Answer to Question #217047 in Differential Geometry | Topology for Prathibha Rose

1. Suppose that "f:X\\to Y" is a continuous function, "V\\subset Y" is an arbitrary open set, "U=f^{-1}(V)" is inverse image of "V". We are to show that "U" is an open subset of "X".

Let "x\\in U", thus "f(x)\\in V". Since V is an open set, there exists "\\varepsilon>0" such that the open ball "B_{\\varepsilon}(f(x))\\subset V".

By the definition of continuity, there exists "\\delta>0" such that "f(B_{\\delta}(x))\\subset B_{\\varepsilon}(f(x))\\subset V".

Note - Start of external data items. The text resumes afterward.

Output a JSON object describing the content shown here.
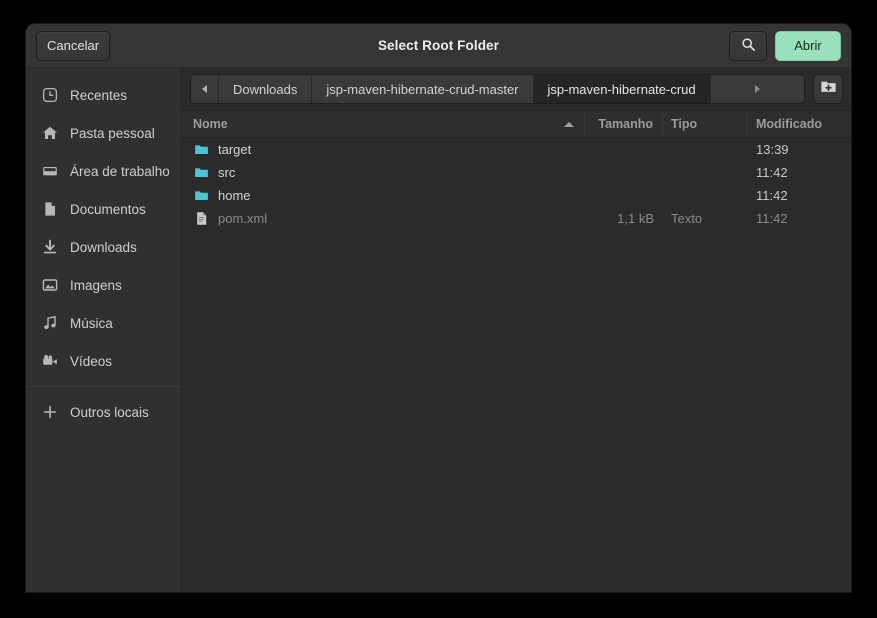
{
  "window": {
    "title": "Select Root Folder"
  },
  "header": {
    "cancel_label": "Cancelar",
    "open_label": "Abrir",
    "search_icon": "search-icon",
    "new_folder_icon": "new-folder-icon"
  },
  "sidebar": {
    "items": [
      {
        "label": "Recentes",
        "icon": "clock-icon"
      },
      {
        "label": "Pasta pessoal",
        "icon": "home-icon"
      },
      {
        "label": "Área de trabalho",
        "icon": "desktop-icon"
      },
      {
        "label": "Documentos",
        "icon": "document-icon"
      },
      {
        "label": "Downloads",
        "icon": "download-icon"
      },
      {
        "label": "Imagens",
        "icon": "image-icon"
      },
      {
        "label": "Música",
        "icon": "music-note-icon"
      },
      {
        "label": "Vídeos",
        "icon": "video-camera-icon"
      }
    ],
    "other_locations": {
      "label": "Outros locais",
      "icon": "plus-icon"
    }
  },
  "pathbar": {
    "back_arrow": "chevron-left-icon",
    "forward_arrow": "chevron-right-icon",
    "crumbs": [
      {
        "label": "Downloads",
        "active": false
      },
      {
        "label": "jsp-maven-hibernate-crud-master",
        "active": false
      },
      {
        "label": "jsp-maven-hibernate-crud",
        "active": true
      }
    ]
  },
  "filelist": {
    "columns": {
      "name": "Nome",
      "size": "Tamanho",
      "type": "Tipo",
      "modified": "Modificado"
    },
    "sort": {
      "column": "Nome",
      "direction": "ascending"
    },
    "rows": [
      {
        "name": "target",
        "size": "",
        "type": "",
        "modified": "13:39",
        "icon": "folder-icon",
        "dimmed": false
      },
      {
        "name": "src",
        "size": "",
        "type": "",
        "modified": "11:42",
        "icon": "folder-icon",
        "dimmed": false
      },
      {
        "name": "home",
        "size": "",
        "type": "",
        "modified": "11:42",
        "icon": "folder-icon",
        "dimmed": false
      },
      {
        "name": "pom.xml",
        "size": "1,1 kB",
        "type": "Texto",
        "modified": "11:42",
        "icon": "file-icon",
        "dimmed": true
      }
    ]
  },
  "colors": {
    "accent_open_button": "#9ae0bd",
    "folder_icon": "#4ec3d4",
    "dialog_background": "#353535",
    "list_background": "#2b2b2b"
  }
}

This means that "B_{\\delta}(x)\\subset f^{-1}(V)=U". We have proved that for every "x\\in U" there exists "\\delta>0" such that "B_{\\delta}(x)\\subset U". Therefore, "U" is an open subset of "X".

2. Conversely, suppose that "f:X\\to Y" is a such function that for every open subset "V\\subset Y" its inverse image "U=f^{-1}(V)" is also open. Let "x\\in X" be an arbitrary point, we are to show that "f" is continuous at "x".

For every "\\varepsilon>0" the open ball "B_{\\varepsilon}(f(x))" is an open subset of "Y". Hence, its inverse image, "f^{-1}(B_{\\varepsilon}(f(x)))" , must be open. This means there exists "\\delta>0" such that "B_{\\delta}(x)\\subset f^{-1}(B_{\\varepsilon}(f(x)))" .

Therefore "f(B_{\\delta}(x))\\subset B_{\\varepsilon}(f(x))" and "f" is continuous at "x". The assertion is proved.